In real life, shark attacks are extremely rare. Less than 100 incidents of shark attacks occur annually, with only about 60 percent of the attacks being unprovoked, with half being fatal cases. In comparison, some 100 million sharks are killed annually for their fins to make sharks’ fin soup, a Chinese delicacy, which is a hundred percent fatality for the sharks.

Although shark encounters are rare and being attacked by one is even more unlikely, water sport players and holidaymakers should keep an eye out for these creatures, especially surfers and divers when in the ocean.

Chance of death due to a shark attack: 0.0000000003% chance.

Bonus: Roller coaster derail

Final Destination 3 opened with a group of teenagers killed in a roller coaster ride in a carnival.
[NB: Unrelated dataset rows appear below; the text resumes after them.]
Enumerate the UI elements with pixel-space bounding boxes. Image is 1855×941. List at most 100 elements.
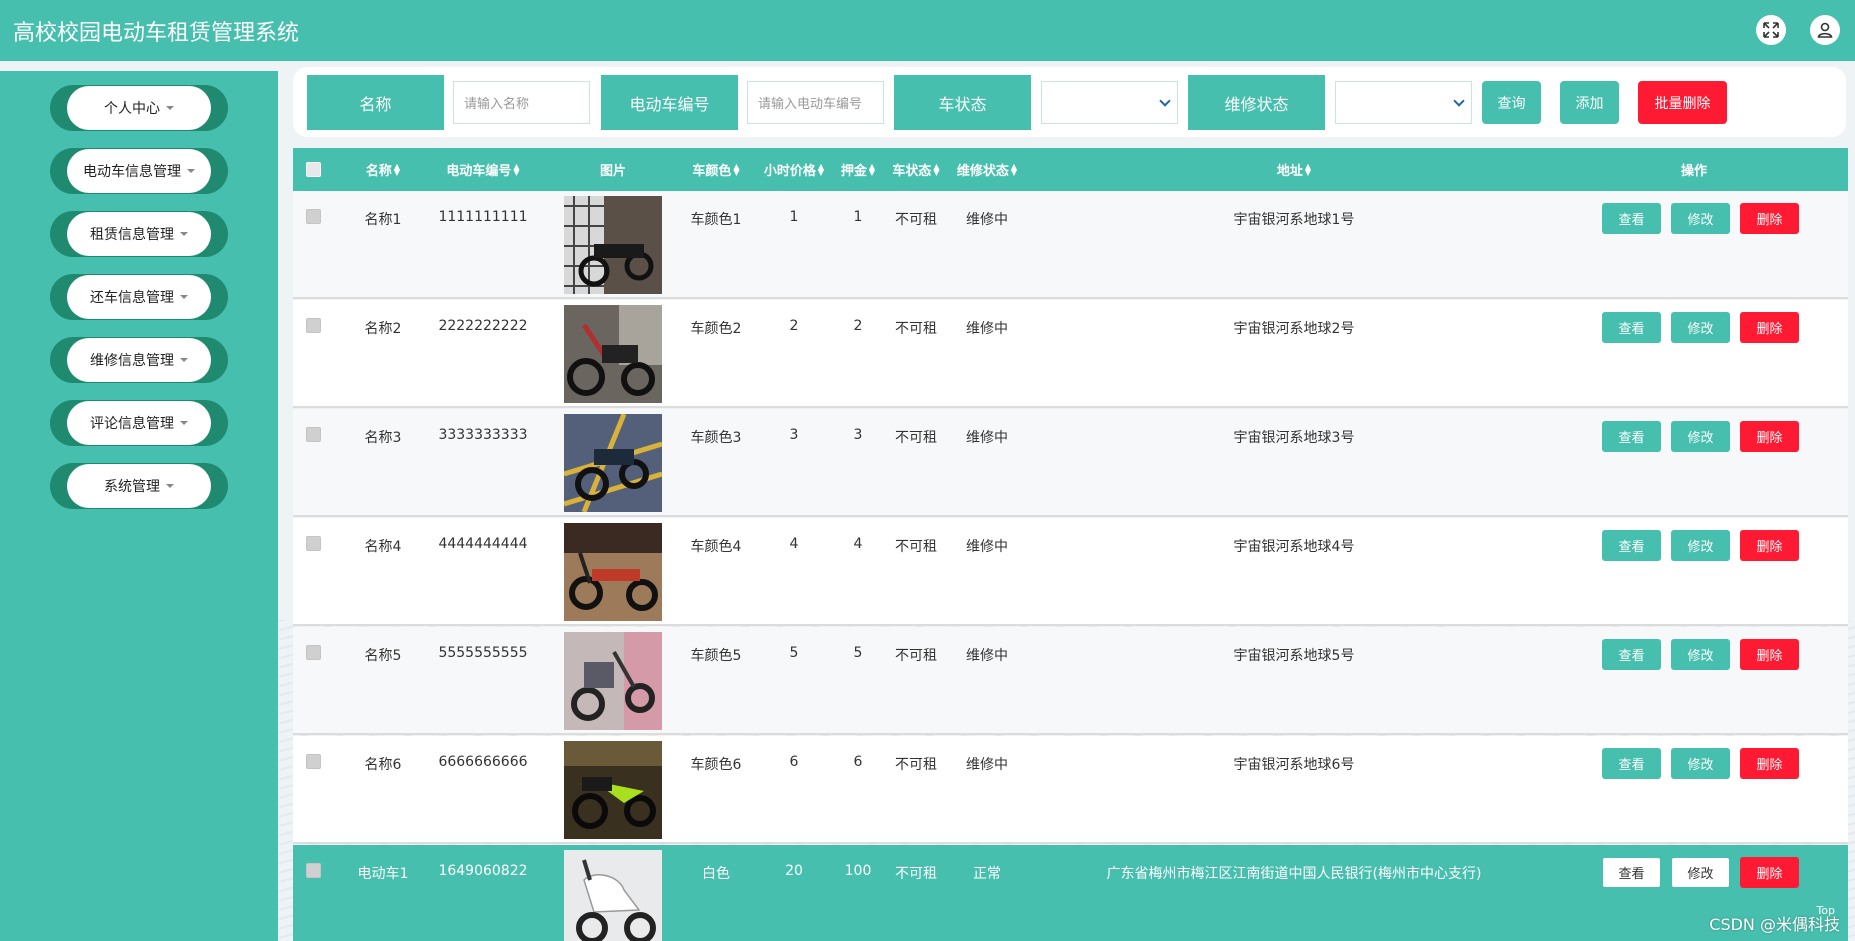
delete-button[interactable]: 删除 xyxy=(1740,203,1799,234)
chevron-down-icon xyxy=(180,232,188,236)
cell-deposit: 5 xyxy=(853,645,863,661)
select-all-checkbox[interactable] xyxy=(306,162,321,177)
sidebar-item-label: 个人中心 xyxy=(104,101,160,117)
cell-name: 名称5 xyxy=(364,648,402,664)
sidebar-item-personal-center[interactable]: 个人中心 xyxy=(50,85,228,131)
fullscreen-button[interactable] xyxy=(1756,15,1786,45)
chevron-down-icon xyxy=(187,169,195,173)
cell-address: 宇宙银河系地球5号 xyxy=(1233,648,1355,664)
row-checkbox[interactable] xyxy=(306,209,321,224)
delete-button[interactable]: 删除 xyxy=(1740,530,1799,561)
table-row: 名称2 2222222222 车颜色2 2 2 不可租 维修中 宇宙银河系地球2… xyxy=(293,300,1848,408)
cell-name: 名称6 xyxy=(364,757,402,773)
cell-address: 宇宙银河系地球1号 xyxy=(1233,212,1355,228)
view-button[interactable]: 查看 xyxy=(1602,203,1661,234)
chevron-down-icon xyxy=(1453,95,1465,107)
edit-button[interactable]: 修改 xyxy=(1671,530,1730,561)
row-checkbox[interactable] xyxy=(306,536,321,551)
ebike-image xyxy=(564,632,662,730)
name-input[interactable]: 请输入名称 xyxy=(453,81,590,124)
cell-color: 车颜色5 xyxy=(690,648,742,664)
delete-button[interactable]: 删除 xyxy=(1740,421,1799,452)
sidebar-item-comment-info[interactable]: 评论信息管理 xyxy=(50,400,228,446)
col-price[interactable]: 小时价格 ▲ ▼ xyxy=(759,148,829,191)
col-color[interactable]: 车颜色 ▲ ▼ xyxy=(673,148,759,191)
edit-button[interactable]: 修改 xyxy=(1671,748,1730,779)
edit-button[interactable]: 修改 xyxy=(1671,639,1730,670)
sidebar-item-repair-info[interactable]: 维修信息管理 xyxy=(50,337,228,383)
sort-icon: ▲ ▼ xyxy=(513,161,520,177)
view-button[interactable]: 查看 xyxy=(1602,748,1661,779)
col-name[interactable]: 名称 ▲ ▼ xyxy=(343,148,423,191)
col-status[interactable]: 车状态 ▲ ▼ xyxy=(887,148,945,191)
cell-address: 广东省梅州市梅江区江南街道中国人民银行(梅州市中心支行) xyxy=(1106,866,1482,882)
view-button[interactable]: 查看 xyxy=(1602,312,1661,343)
cell-color: 车颜色6 xyxy=(690,757,742,773)
row-checkbox[interactable] xyxy=(306,427,321,442)
view-button[interactable]: 查看 xyxy=(1602,857,1661,888)
cell-repair: 维修中 xyxy=(966,430,1008,446)
row-checkbox[interactable] xyxy=(306,318,321,333)
table-row: 名称6 6666666666 车颜色6 6 6 不可租 维修中 宇宙银河系地球6… xyxy=(293,736,1848,844)
cell-price: 6 xyxy=(789,754,799,770)
cell-name: 名称4 xyxy=(364,539,402,555)
col-repair[interactable]: 维修状态 ▲ ▼ xyxy=(945,148,1029,191)
table-row: 电动车1 1649060822 白色 20 100 不可租 正常 广东省梅州市梅… xyxy=(293,845,1848,941)
delete-button[interactable]: 删除 xyxy=(1740,748,1799,779)
row-checkbox[interactable] xyxy=(306,645,321,660)
ebike-image xyxy=(564,523,662,621)
cell-repair: 维修中 xyxy=(966,757,1008,773)
delete-button[interactable]: 删除 xyxy=(1740,639,1799,670)
user-button[interactable] xyxy=(1810,15,1840,45)
cell-code: 1649060822 xyxy=(438,863,528,879)
name-label: 名称 xyxy=(307,75,444,130)
sidebar-item-system[interactable]: 系统管理 xyxy=(50,463,228,509)
view-button[interactable]: 查看 xyxy=(1602,639,1661,670)
batch-delete-button[interactable]: 批量删除 xyxy=(1638,81,1727,124)
query-button[interactable]: 查询 xyxy=(1482,81,1541,124)
add-button[interactable]: 添加 xyxy=(1560,81,1619,124)
ebike-image xyxy=(564,741,662,839)
row-checkbox[interactable] xyxy=(306,754,321,769)
sort-icon: ▲ ▼ xyxy=(933,161,940,177)
col-deposit[interactable]: 押金 ▲ ▼ xyxy=(829,148,887,191)
chevron-down-icon xyxy=(180,295,188,299)
cell-name: 名称3 xyxy=(364,430,402,446)
cell-name: 名称2 xyxy=(364,321,402,337)
delete-button[interactable]: 删除 xyxy=(1740,857,1799,888)
sidebar: 个人中心 电动车信息管理 租赁信息管理 还车信息管理 维修信息管理 评论信息管理… xyxy=(0,71,278,941)
sidebar-item-rental-info[interactable]: 租赁信息管理 xyxy=(50,211,228,257)
edit-button[interactable]: 修改 xyxy=(1671,857,1730,888)
status-select[interactable] xyxy=(1041,81,1178,124)
sort-icon: ▲ ▼ xyxy=(868,161,876,177)
repair-label: 维修状态 xyxy=(1188,75,1325,130)
sidebar-item-label: 还车信息管理 xyxy=(90,290,174,306)
cell-address: 宇宙银河系地球3号 xyxy=(1233,430,1355,446)
delete-button[interactable]: 删除 xyxy=(1740,312,1799,343)
view-button[interactable]: 查看 xyxy=(1602,421,1661,452)
table-row: 名称4 4444444444 车颜色4 4 4 不可租 维修中 宇宙银河系地球4… xyxy=(293,518,1848,626)
repair-select[interactable] xyxy=(1335,81,1472,124)
edit-button[interactable]: 修改 xyxy=(1671,203,1730,234)
cell-repair: 维修中 xyxy=(966,212,1008,228)
edit-button[interactable]: 修改 xyxy=(1671,312,1730,343)
sidebar-item-return-info[interactable]: 还车信息管理 xyxy=(50,274,228,320)
row-checkbox[interactable] xyxy=(306,863,321,878)
cell-address: 宇宙银河系地球2号 xyxy=(1233,321,1355,337)
cell-price: 4 xyxy=(789,536,799,552)
ebike-image xyxy=(564,850,662,941)
col-address[interactable]: 地址 ▲ ▼ xyxy=(1029,148,1559,191)
cell-address: 宇宙银河系地球6号 xyxy=(1233,757,1355,773)
cell-repair: 维修中 xyxy=(966,648,1008,664)
col-image: 图片 xyxy=(599,164,626,179)
sidebar-item-ebike-info[interactable]: 电动车信息管理 xyxy=(50,148,228,194)
edit-button[interactable]: 修改 xyxy=(1671,421,1730,452)
code-input[interactable]: 请输入电动车编号 xyxy=(747,81,884,124)
cell-color: 车颜色2 xyxy=(690,321,742,337)
cell-name: 电动车1 xyxy=(357,866,409,882)
cell-deposit: 6 xyxy=(853,754,863,770)
col-code[interactable]: 电动车编号 ▲ ▼ xyxy=(423,148,543,191)
cell-color: 车颜色1 xyxy=(690,212,742,228)
view-button[interactable]: 查看 xyxy=(1602,530,1661,561)
sidebar-item-label: 维修信息管理 xyxy=(90,353,174,369)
The scream machine derailed, killing all thrillseekers on board. This black comedy film, while hilarious, portrays one of the most common fears of people: death by roller coaster.

Death by roller coaster accidents are extremely rare, and death by a derailed ride is even more unlikely. Most deaths in theme parks are caused by human error, like forgetting to strap down before going for a ride, or due to a visitor’s existing health issues.

Most roller coaster rides are tested rigorously with sandbags before being deployed for real people, and are inspected at least once every year by a qualified personnel. Tracks are also replaced whenever necessary to keep the rides running as smoothly as possible.

No theme park or carnival wants a death and bad publicity on its hands, so most owners are very careful to maintain their reputation to keep visitors coming. Due to these various reasons, the chance of getting killed by a derailed roller coaster ride is 1 in 300 million.

Chance of death due to roller coaster: 0.0000000003% chance.